Limberg initially described the rhomboid flap in the 1940s,1 and thus it is often referred to as the Limberg flap. The rhomboid flap was later modified by Lister and Gibson to encompass the classic angles of 60 and 120 degrees with equal lengths of all sides.2 Several modifications of this flap have been described; however, most have been related to the mathematical principles of the flap rather than the clinical application.3, 4 In 1987, Quaba described a clinical modification of the rhomboid flap where he maintained the circular shape of the defect and the flap was kept nearly the same shape.5 The modification allowed for an increased number of options for reconstruction of the defect rather than the conventional four flap options.
The rhomboid flap has long become one of the mainstay flaps for reconstruction of small to medium-sized head and neck defects. The benefits of this flap are many and the drawbacks few. The use of this flap revolves around the plasticity of the skin and its ability to be moved to adjacent locations without jeopardizing the blood supply to the flap or altering the appearance of the surrounding areas. This flap can be utilized to cover relatively small defects and with some modification of the base defect, one can use multiple rhomboids to cover a relatively large area. This makes the rhomboid flap indispensable for the head and neck surgeon, who needs to be able to perform the technique well.
The anatomy for the rhomboid flap is dependent on the area of the defect. The surgeon needs to be familiar with the local and regional anatomy of the facial region in order to be able to design the flap in what will be the most esthetically pleasing final result while at the same time not compromising or altering the local function of regional structures.
Like any other cutaneous flap, the rhomboid flap is also dependent on cutaneous perfusion. The cutaneous flap is based on the vascular anatomy of the skin, representing a continuum from small local random flaps based on the subdermal plexus to perforator flaps based on musculocutaneous or septocutaneous perforators of the deep fascia.6
- The area to be excised is marked with the appropriate margins to render the patient disease-free from an oncologic standpoint.

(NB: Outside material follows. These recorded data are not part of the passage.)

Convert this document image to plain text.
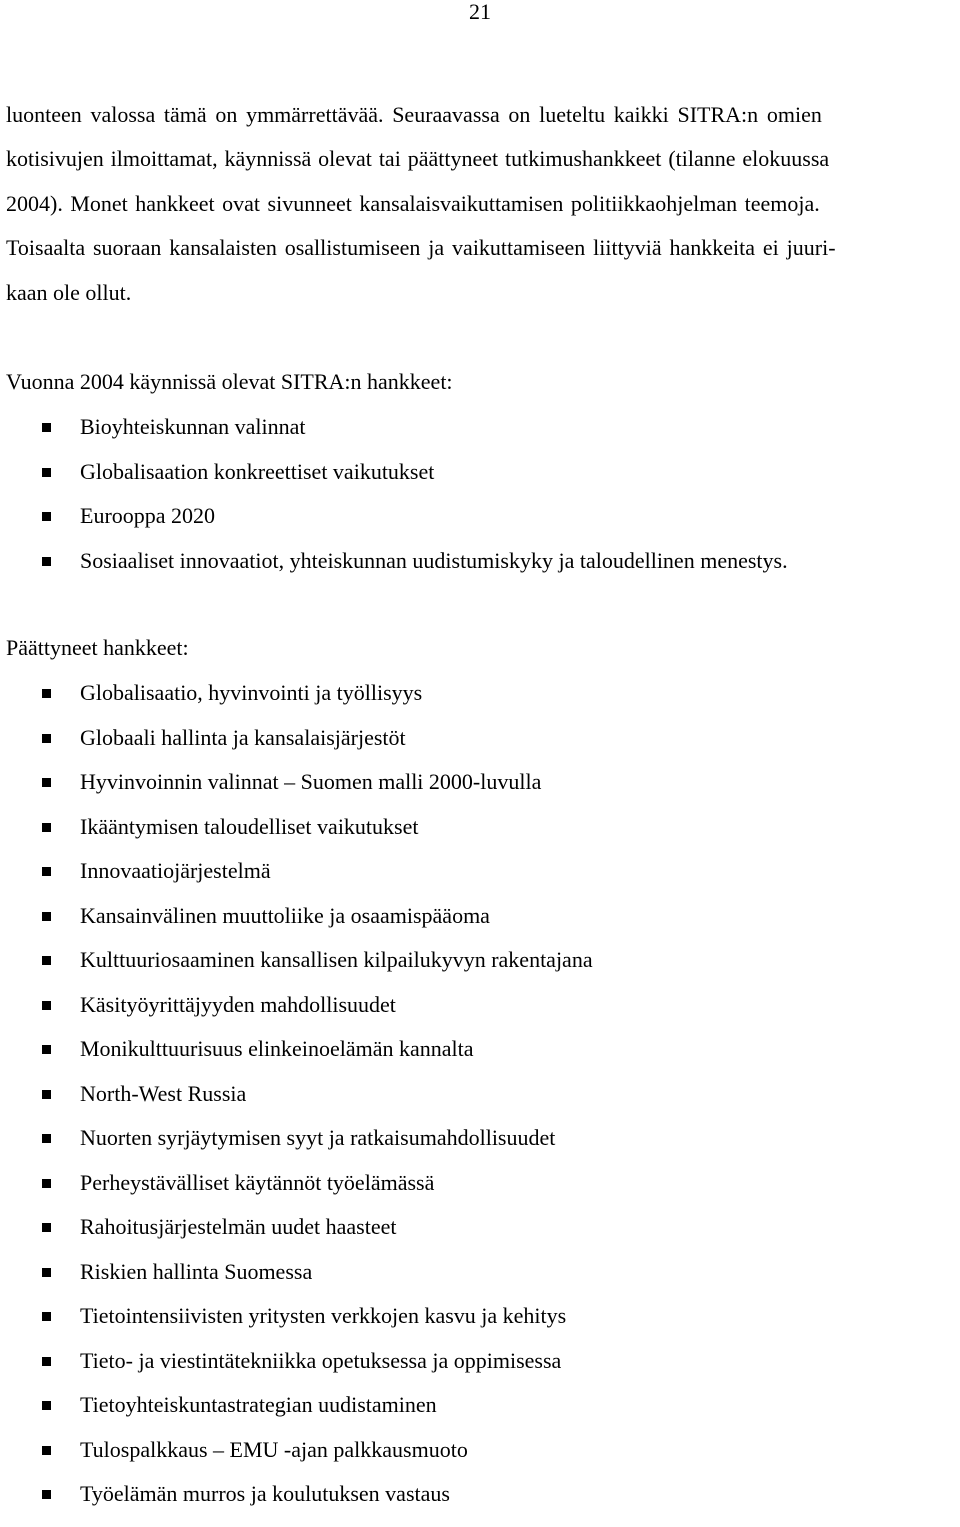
21
luonteen valossa tämä on ymmärrettävää. Seuraavassa on lueteltu kaikki SITRA:n omien
kotisivujen ilmoittamat, käynnissä olevat tai päättyneet tutkimushankkeet (tilanne elokuussa
2004). Monet hankkeet ovat sivunneet kansalaisvaikuttamisen politiikkaohjelman teemoja.
Toisaalta suoraan kansalaisten osallistumiseen ja vaikuttamiseen liittyviä hankkeita ei juuri-
kaan ole ollut.
Vuonna 2004 käynnissä olevat SITRA:n hankkeet:
Bioyhteiskunnan valinnat
Globalisaation konkreettiset vaikutukset
Eurooppa 2020
Sosiaaliset innovaatiot, yhteiskunnan uudistumiskyky ja taloudellinen menestys.
Päättyneet hankkeet:
Globalisaatio, hyvinvointi ja työllisyys
Globaali hallinta ja kansalaisjärjestöt
Hyvinvoinnin valinnat – Suomen malli 2000-luvulla
Ikääntymisen taloudelliset vaikutukset
Innovaatiojärjestelmä
Kansainvälinen muuttoliike ja osaamispääoma
Kulttuuriosaaminen kansallisen kilpailukyvyn rakentajana
Käsityöyrittäjyyden mahdollisuudet
Monikulttuurisuus elinkeinoelämän kannalta
North-West Russia
Nuorten syrjäytymisen syyt ja ratkaisumahdollisuudet
Perheystävälliset käytännöt työelämässä
Rahoitusjärjestelmän uudet haasteet
Riskien hallinta Suomessa
Tietointensiivisten yritysten verkkojen kasvu ja kehitys
Tieto- ja viestintätekniikka opetuksessa ja oppimisessa
Tietoyhteiskuntastrategian uudistaminen
Tulospalkkaus – EMU -ajan palkkausmuoto
Työelämän murros ja koulutuksen vastaus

- Once the marking is completed, the next step is to draw a rhomboid with the planned excision area inside this rhomboid. The internal angles formed by the sides of the rhomboid should be 60 degrees and 120 degrees (Figure 4.1).
- The next step is to determine the best area of tissue, which can be moved into the defect area without causing distortion to the surrounding area.
- The areas in the head and neck that are particularly important to consider would be areas in or around the eyebrows, the forehead hairline, the eyelids, upper and lower lips, and the nose (Figure 4.2).
- The marking is done by extending a line directly out from the 120 angle of the rhomboid to a length equal to the width of the defect.
- Next, another line is drawn from the end of the previously drawn line parallel to the side of the rhomboid and equal in length to the side of the rhomboid.
- This area will be the tissue that will be moved onto the defect site.
- The marked area is incised down to the connective tissue (Figure 4.3).
- The flap is elevated and the area is undermined in a wide area so as to allow for the transposition of the flap into the defect (Figure 4.4).
- The flap is inset by placing key anchoring sutures at the sites of maximal tension (Figure 4.5).
- Dermal sutures are placed to reapproximate the tissues and the skin is closed according to surgeon’s preference (Figure 4.6).